Gemini API

Use when the user asks about using Gemini in an enterprise environment or explicitly mentions Vertex AI, Google Cloud, or Agent Platform. Guides the usage of the Gemini API on Agent Platform with the Google Gen AI SDK. Covers SDK usage (Python, JS/TS, Go, Java, C#), capabilities like multimodal inputs, tools, media generation, caching, batch prediction, and Live API.

Published by @google·0 agent reads / 30d·0 saves·

IMPORTANT: Agent Platform (full name Gemini Enterprise Agent Platform) was previously named "Vertex AI" and many web resources use the legacy branding.

Gemini API in Agent Platform

Access Google's most advanced AI models built for enterprise use cases using the Gemini API in Agent Platform.

Provide these key capabilities:

  • Text generation - Chat, completion, summarization
  • Multimodal understanding - Process images, audio, video, and documents
  • Function calling - Let the model invoke your functions
  • Structured output - Generate valid JSON matching your schema
  • Context caching - Cache large contexts for efficiency
  • Embeddings - Generate text embeddings for semantic search
  • Live Realtime API - Bidirectional streaming for low latency Voice and Video interactions
  • Batch Prediction - Handle massive async dataset prediction workloads

Core Directives

  • Unified SDK: ALWAYS use the Gen AI SDK (google-genai for Python, @google/genai for JS/TS, google.golang.org/genai for Go, com.google.genai:google-genai for Java, Google.GenAI for C#).
  • Legacy SDKs: DO NOT use google-cloud-aiplatform, @google-cloud/vertexai, or google-generativeai.

SDKs

  • Python: Install google-genai with pip install google-genai
  • JavaScript/TypeScript: Install @google/genai with npm install @google/genai
  • Go: Install google.golang.org/genai with go get google.golang.org/genai
  • C#/.NET: Install Google.GenAI with dotnet add package Google.GenAI
  • Java:
    • groupId: com.google.genai, artifactId: google-genai

    • Latest version can be found here: https://central.sonatype.com/artifact/com.google.genai/google-genai/versions (let's call it LAST_VERSION)

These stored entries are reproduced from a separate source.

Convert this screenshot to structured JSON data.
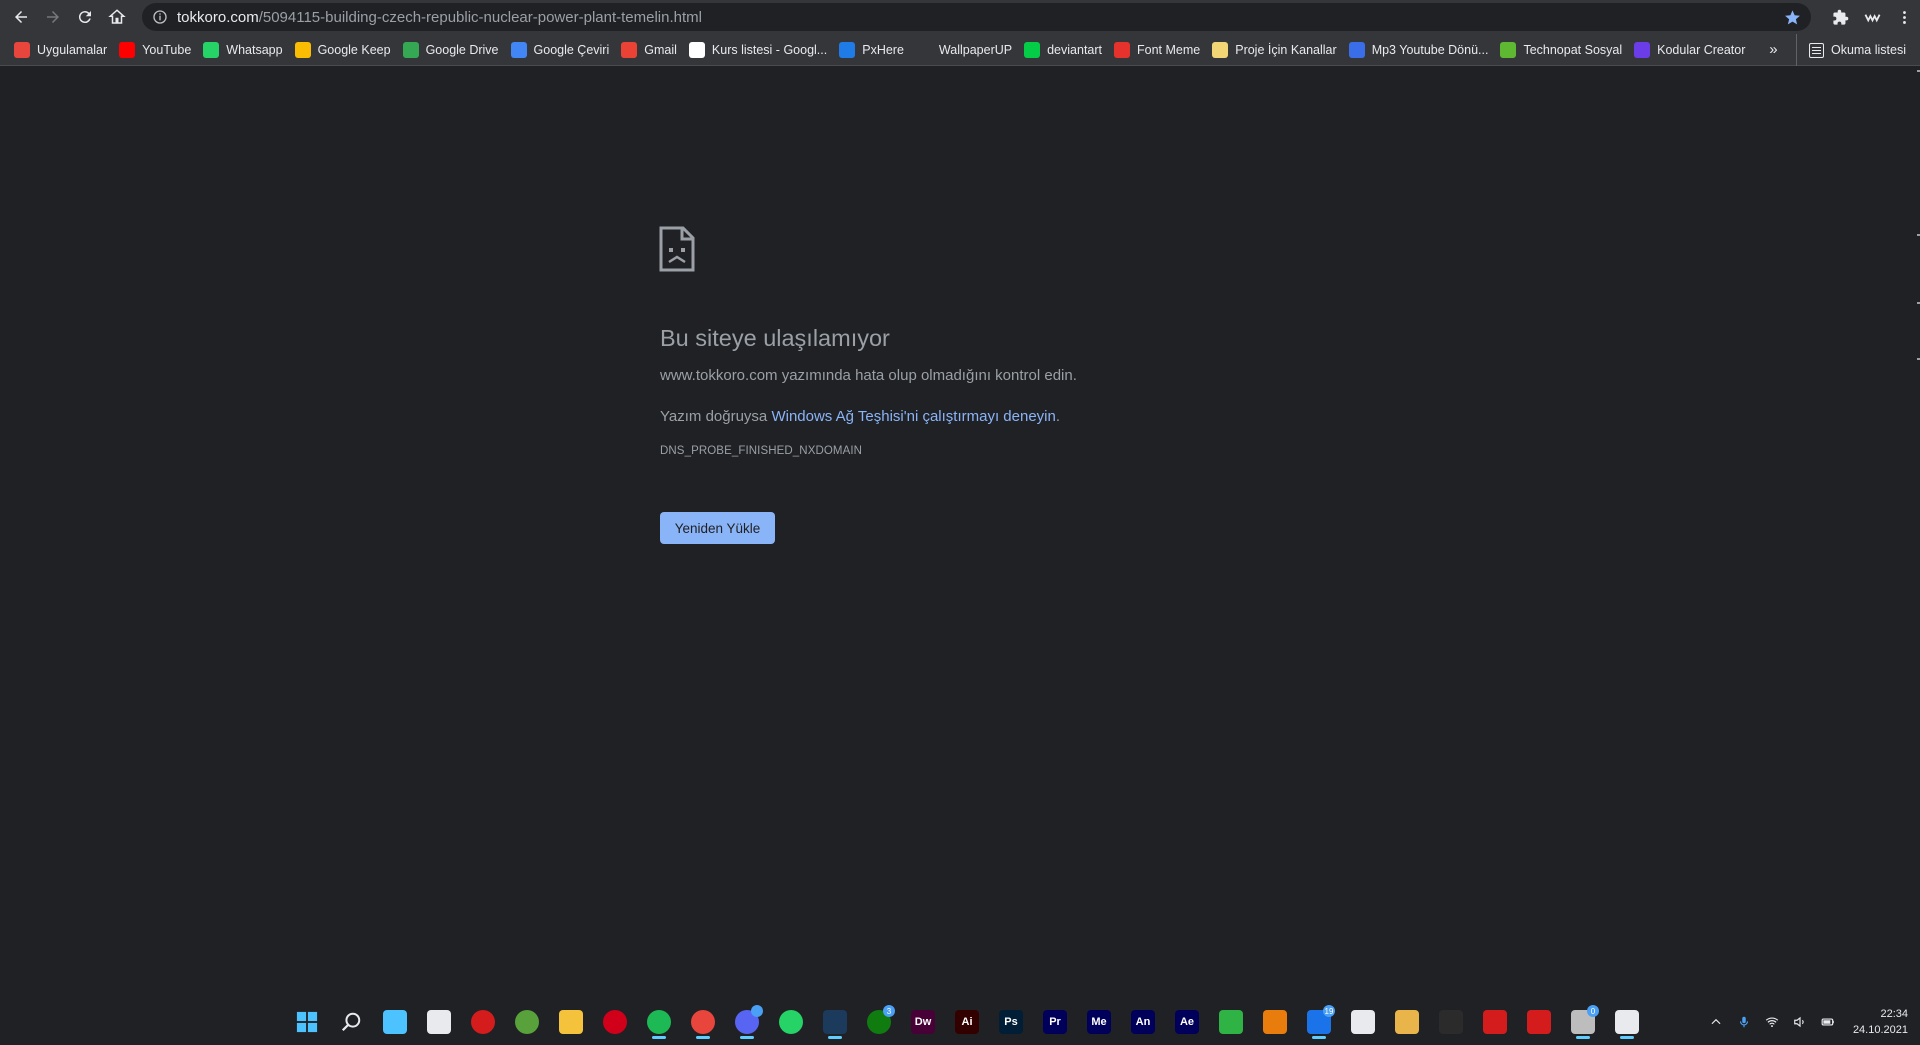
{
  "browser": {
    "url_host": "tokkoro.com",
    "url_path": "/5094115-building-czech-republic-nuclear-power-plant-temelin.html"
  },
  "bookmarks": [
    {
      "label": "Uygulamalar",
      "icon": "apps-grid-icon",
      "color": "#e8453c"
    },
    {
      "label": "YouTube",
      "icon": "youtube-icon",
      "color": "#ff0000"
    },
    {
      "label": "Whatsapp",
      "icon": "whatsapp-icon",
      "color": "#25d366"
    },
    {
      "label": "Google Keep",
      "icon": "google-keep-icon",
      "color": "#fbbc04"
    },
    {
      "label": "Google Drive",
      "icon": "google-drive-icon",
      "color": "#34a853"
    },
    {
      "label": "Google Çeviri",
      "icon": "google-translate-icon",
      "color": "#4285f4"
    },
    {
      "label": "Gmail",
      "icon": "gmail-icon",
      "color": "#ea4335"
    },
    {
      "label": "Kurs listesi - Googl...",
      "icon": "google-icon",
      "color": "#ffffff"
    },
    {
      "label": "PxHere",
      "icon": "pxhere-icon",
      "color": "#1f7ce6"
    },
    {
      "label": "WallpaperUP",
      "icon": "wallpaperup-icon",
      "color": "#35363a"
    },
    {
      "label": "deviantart",
      "icon": "deviantart-icon",
      "color": "#05cc47"
    },
    {
      "label": "Font Meme",
      "icon": "fontmeme-icon",
      "color": "#e5322d"
    },
    {
      "label": "Proje İçin Kanallar",
      "icon": "folder-icon",
      "color": "#f2d675"
    },
    {
      "label": "Mp3 Youtube Dönü...",
      "icon": "mp3-icon",
      "color": "#3a6ee8"
    },
    {
      "label": "Technopat Sosyal",
      "icon": "technopat-icon",
      "color": "#5fb832"
    },
    {
      "label": "Kodular Creator",
      "icon": "kodular-icon",
      "color": "#6a3de8"
    }
  ],
  "bookmarks_more": "»",
  "reading_list": "Okuma listesi",
  "error": {
    "title": "Bu siteye ulaşılamıyor",
    "line1": "www.tokkoro.com yazımında hata olup olmadığını kontrol edin.",
    "line2_prefix": "Yazım doğruysa ",
    "line2_link": "Windows Ağ Teşhisi'ni çalıştırmayı deneyin",
    "line2_suffix": ".",
    "code": "DNS_PROBE_FINISHED_NXDOMAIN",
    "reload_label": "Yeniden Yükle"
  },
  "taskbar": {
    "apps": [
      {
        "name": "start-icon",
        "text": "",
        "color": "#4cc2ff",
        "active": false
      },
      {
        "name": "search-icon",
        "text": "",
        "color": "#e8eaed",
        "active": false
      },
      {
        "name": "task-view-icon",
        "text": "",
        "color": "#4cc2ff",
        "active": false
      },
      {
        "name": "store-icon",
        "text": "",
        "color": "#e8eaed",
        "active": false
      },
      {
        "name": "app-red-icon",
        "text": "",
        "color": "#d41c1c",
        "active": false
      },
      {
        "name": "utorrent-icon",
        "text": "",
        "color": "#58a13b",
        "active": false
      },
      {
        "name": "file-explorer-icon",
        "text": "",
        "color": "#f5c23b",
        "active": false
      },
      {
        "name": "opera-icon",
        "text": "",
        "color": "#d0001b",
        "active": false
      },
      {
        "name": "spotify-icon",
        "text": "",
        "color": "#1db954",
        "active": true
      },
      {
        "name": "chrome-icon",
        "text": "",
        "color": "#e8453c",
        "active": true
      },
      {
        "name": "discord-icon",
        "text": "",
        "color": "#5865f2",
        "active": true,
        "badge": ""
      },
      {
        "name": "whatsapp-icon",
        "text": "",
        "color": "#25d366",
        "active": false
      },
      {
        "name": "steam-icon",
        "text": "",
        "color": "#1b3a5c",
        "active": true
      },
      {
        "name": "xbox-icon",
        "text": "",
        "color": "#107c10",
        "active": false,
        "badge": "3"
      },
      {
        "name": "dreamweaver-icon",
        "text": "Dw",
        "color": "#470137",
        "active": false
      },
      {
        "name": "illustrator-icon",
        "text": "Ai",
        "color": "#330000",
        "active": false
      },
      {
        "name": "photoshop-icon",
        "text": "Ps",
        "color": "#001e36",
        "active": false
      },
      {
        "name": "premiere-icon",
        "text": "Pr",
        "color": "#00005b",
        "active": false
      },
      {
        "name": "media-encoder-icon",
        "text": "Me",
        "color": "#00005b",
        "active": false
      },
      {
        "name": "animate-icon",
        "text": "An",
        "color": "#00005b",
        "active": false
      },
      {
        "name": "after-effects-icon",
        "text": "Ae",
        "color": "#00005b",
        "active": false
      },
      {
        "name": "camtasia-icon",
        "text": "",
        "color": "#2fb344",
        "active": false
      },
      {
        "name": "blender-icon",
        "text": "",
        "color": "#e87d0d",
        "active": false
      },
      {
        "name": "mail-icon",
        "text": "",
        "color": "#1a73e8",
        "active": true,
        "badge": "19"
      },
      {
        "name": "app-triangle-icon",
        "text": "",
        "color": "#e8eaed",
        "active": false
      },
      {
        "name": "app-figure-icon",
        "text": "",
        "color": "#e9b54a",
        "active": false
      },
      {
        "name": "app-black-icon",
        "text": "",
        "color": "#2b2b2b",
        "active": false
      },
      {
        "name": "app-red1-icon",
        "text": "",
        "color": "#d41c1c",
        "active": false
      },
      {
        "name": "app-red2-icon",
        "text": "",
        "color": "#d41c1c",
        "active": false
      },
      {
        "name": "app-grey-icon",
        "text": "",
        "color": "#bdbdbd",
        "active": true,
        "badge": "0"
      },
      {
        "name": "snipping-tool-icon",
        "text": "",
        "color": "#e8eaed",
        "active": true
      }
    ],
    "time": "22:34",
    "date": "24.10.2021"
  }
}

    • Install in build.gradle:

      implementation("com.google.genai:google-genai:${LAST_VERSION}")
      
    • Install Maven dependency in pom.xml:

      <dependency>
          <groupId>com.google.genai</groupId>
          <artifactId>google-genai</artifactId>
          <version>${LAST_VERSION}</version>
      </dependency>
      

[!WARNING] Legacy SDKs like google-cloud-aiplatform, @google-cloud/vertexai, and google-generativeai are deprecated. Migrate to the new SDKs above urgently by following the Migration Guide.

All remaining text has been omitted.